Peringatan Keras Dari PGI, Politisasi Identitas Semakin Mengancam Keragaman

Kecam Keras Aksi Penolakan Perijinan Pembangunan Gereja di Kota Cilegon

Persekutuan Gereja-Gereja di Indonesia (PGI) mengecam keras aksi penolakan perijinan pembangunan gereja yang dilakukan oleh sekelompok masyarakat di Kota Cilegon, Provinsi Banten.

Menurut PGI, peristiwa ini membuktikan bahwa politisasi identitas semakin mengkhawatirkan dan mengancam jalinan keragaman di Indonesia.

“Itu membuktikan bahwa politisasi identitas semakin mengancam jalinan keberagaman di Indonesia. Padahal, seharusnya keragaman itu yang wajib kita syukuri sebagai anugerah Tuhan bagi bangsa ini. Sungguh mengenaskan bahwa di tengah berbagai bencana yang melanda negeri ini, dan menuntut diperkuatnya solidaritas kebangsaan, masih saja ada kelompok-kelompok masyarakat yang menyakiti saudara sebangsanya,” tutur Kepala Humas PGI, Jeirry Sumampow, dalam siaran pers yang diterima Minggu (11/09/2022).

Oleh karena itu, lanjut Jeirry, PGI menyampaikan, peristiwa aksi penolakan perijinan pembangunan gereja yang dilakukan oleh sekelompok masyarakat di Kota Cilegon, Provinsi Banten itu sungguh mencederai amanat Konstitusi Republik Indonesia.

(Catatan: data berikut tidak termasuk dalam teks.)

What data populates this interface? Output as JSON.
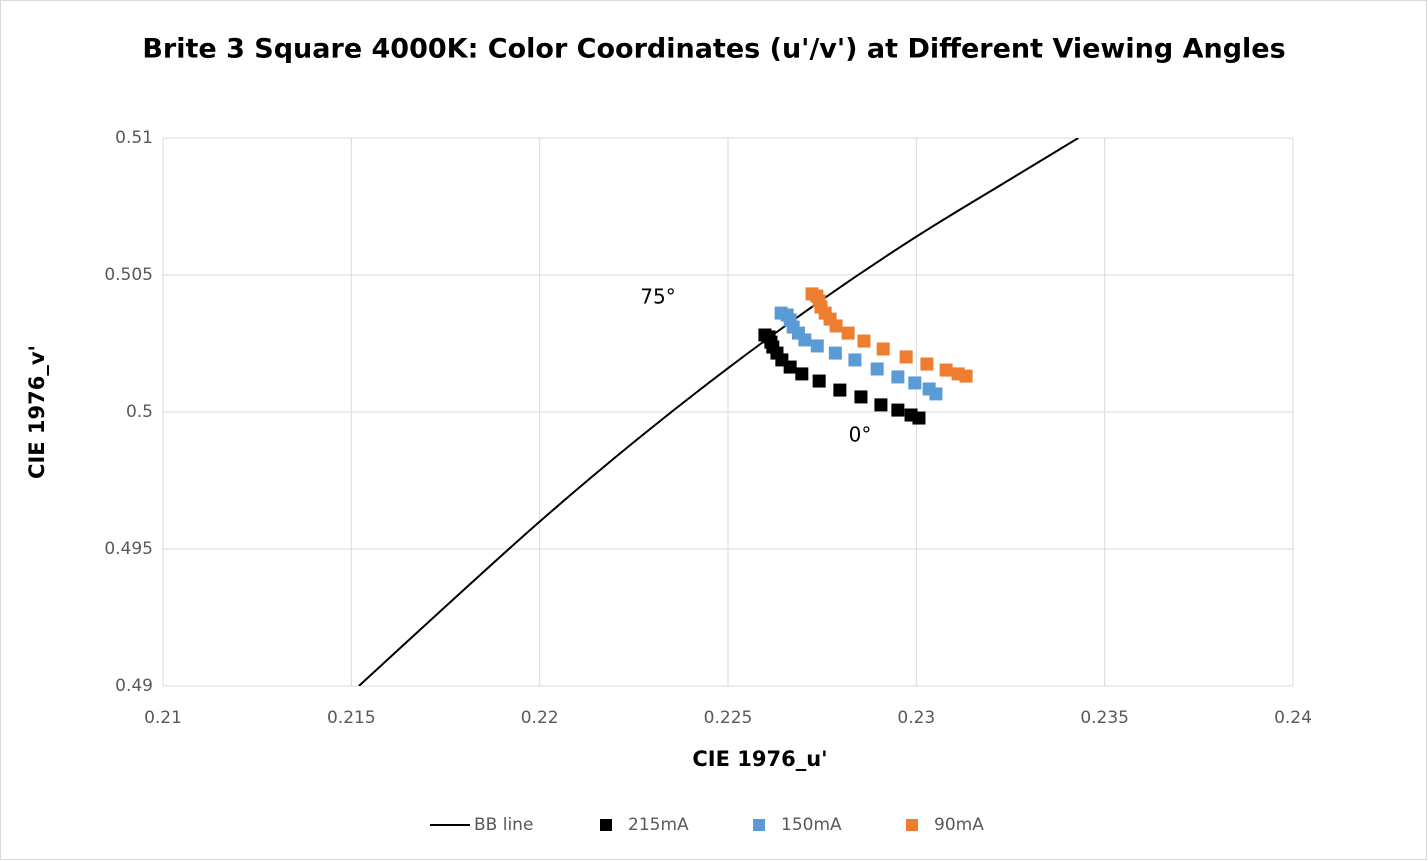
{
  "chart_data": {
    "type": "scatter",
    "title": "Brite 3 Square 4000K: Color Coordinates (u'/v') at Different Viewing Angles",
    "x_label": "CIE 1976_u'",
    "y_label": "CIE 1976_v'",
    "xlim": [
      0.21,
      0.24
    ],
    "xticks": [
      0.21,
      0.215,
      0.22,
      0.225,
      0.23,
      0.235,
      0.24
    ],
    "ylim": [
      0.49,
      0.51
    ],
    "yticks": [
      0.49,
      0.495,
      0.5,
      0.505,
      0.51
    ],
    "grid": true,
    "legend": "bottom",
    "annotations": [
      "75°",
      "0°"
    ],
    "series": [
      {
        "name": "BB line",
        "kind": "line",
        "color": "#000000",
        "x": [
          0.2152,
          0.2175,
          0.22,
          0.2225,
          0.225,
          0.2275,
          0.23,
          0.2325,
          0.2343
        ],
        "values": [
          0.49,
          0.4929,
          0.496,
          0.4989,
          0.5016,
          0.5041,
          0.5064,
          0.5085,
          0.51
        ]
      },
      {
        "name": "215mA",
        "kind": "marker",
        "color": "#000000",
        "x": [
          0.22598,
          0.22609,
          0.22614,
          0.22619,
          0.2263,
          0.22643,
          0.22665,
          0.22696,
          0.22742,
          0.22797,
          0.22853,
          0.22906,
          0.22951,
          0.22986,
          0.23007
        ],
        "values": [
          0.50281,
          0.50274,
          0.50255,
          0.50237,
          0.50215,
          0.5019,
          0.50164,
          0.50139,
          0.50113,
          0.5008,
          0.50055,
          0.50026,
          0.50007,
          0.49989,
          0.49978
        ]
      },
      {
        "name": "150mA",
        "kind": "marker",
        "color": "#5b9bd5",
        "x": [
          0.22641,
          0.22657,
          0.22665,
          0.22673,
          0.22687,
          0.22704,
          0.22737,
          0.22785,
          0.22837,
          0.22896,
          0.22951,
          0.22996,
          0.23034,
          0.23052
        ],
        "values": [
          0.50361,
          0.50354,
          0.50336,
          0.5031,
          0.50288,
          0.50263,
          0.50241,
          0.50215,
          0.5019,
          0.50157,
          0.50128,
          0.50106,
          0.50084,
          0.50066
        ]
      },
      {
        "name": "90mA",
        "kind": "marker",
        "color": "#ed7d31",
        "x": [
          0.22723,
          0.22736,
          0.22742,
          0.22747,
          0.22758,
          0.22771,
          0.22787,
          0.22819,
          0.22861,
          0.22912,
          0.22973,
          0.23028,
          0.23079,
          0.23111,
          0.23132
        ],
        "values": [
          0.50431,
          0.50423,
          0.50405,
          0.50383,
          0.50361,
          0.50339,
          0.50314,
          0.50288,
          0.50259,
          0.5023,
          0.50201,
          0.50175,
          0.50153,
          0.50139,
          0.50131
        ]
      }
    ]
  }
}
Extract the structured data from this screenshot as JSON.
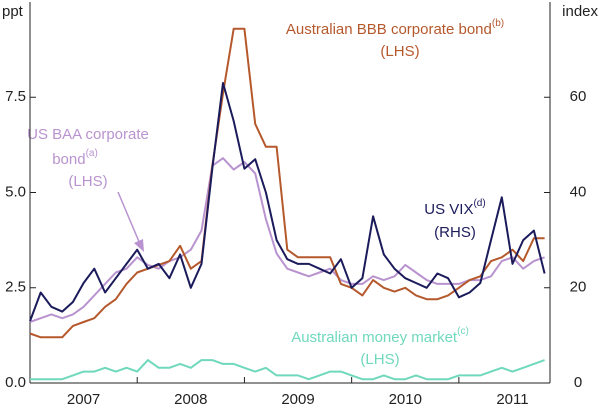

Yang mana Konstitusi Negara Republik Indonesia yang memberikan garansi kesetaraan bagi setiap warga Negara untuk memeluk dan beribadah secara bebas, menurut agama dan keyakinan yang dianutnya.

“Berhadapan dengan situasi ini, kehadiran Pemerintah mutlak diperlukan, sehingga tidak terkesan membiarkan jiwa Konstitusi dilecehkan di hadapan para Penguasa Daerah,” ujarnya.

Jeirry juga menegaskan, peristiwa ini sangat berlawanan dengan semangat Moderasi Beragama yang sedang diarus-utamakan pada semua level Pemerintahan dan masyarakat.

“Peristiwa ini juga sangat bertentangan dengan nilai-nilai Gerakan Nasional Revolusi Mental yang tengah digalakkan oleh Pemerintah,” lanjutnya.

Meski begitu, PGI mengingatkan, warga umat beragama tak boleh lelah mengupayakan dialog dan kerja sama sebagai cara bermartabat untuk mengelola perbedaan dan mengembangkan kerukunan di bangsa ini.

“Sekalipun begitu, kita tak boleh mengesampingkan terjadinya ketidakadilan, sekalipun atas nama kerukunan. Kebebasan beragama yang bertumpu pada keadilan bukanlah paradoks terhadap kerukunan, namun keduanya harus terintegrasi karena menerjemahkan perintah etis setiap agama,” tuturnya.

“Kami menganjurkan umat Kristen untuk tetap mengedepankan nilai-nilai kasih dalam menyikapi peristiwa seperti ini. Hendaklah kita tidak goyah di dalam iman dan keyakinan kita, juga tidak terjebak di dalam kebencian dan dendam, serta generalisasi yang keliru, namun ‘bertambah-tambah dan berkelimpahan dalam kasih seorang terhadap yang lain, dan terhadap semua orang” (Band. I Tes 3: 11-13)’,” imbuhnya.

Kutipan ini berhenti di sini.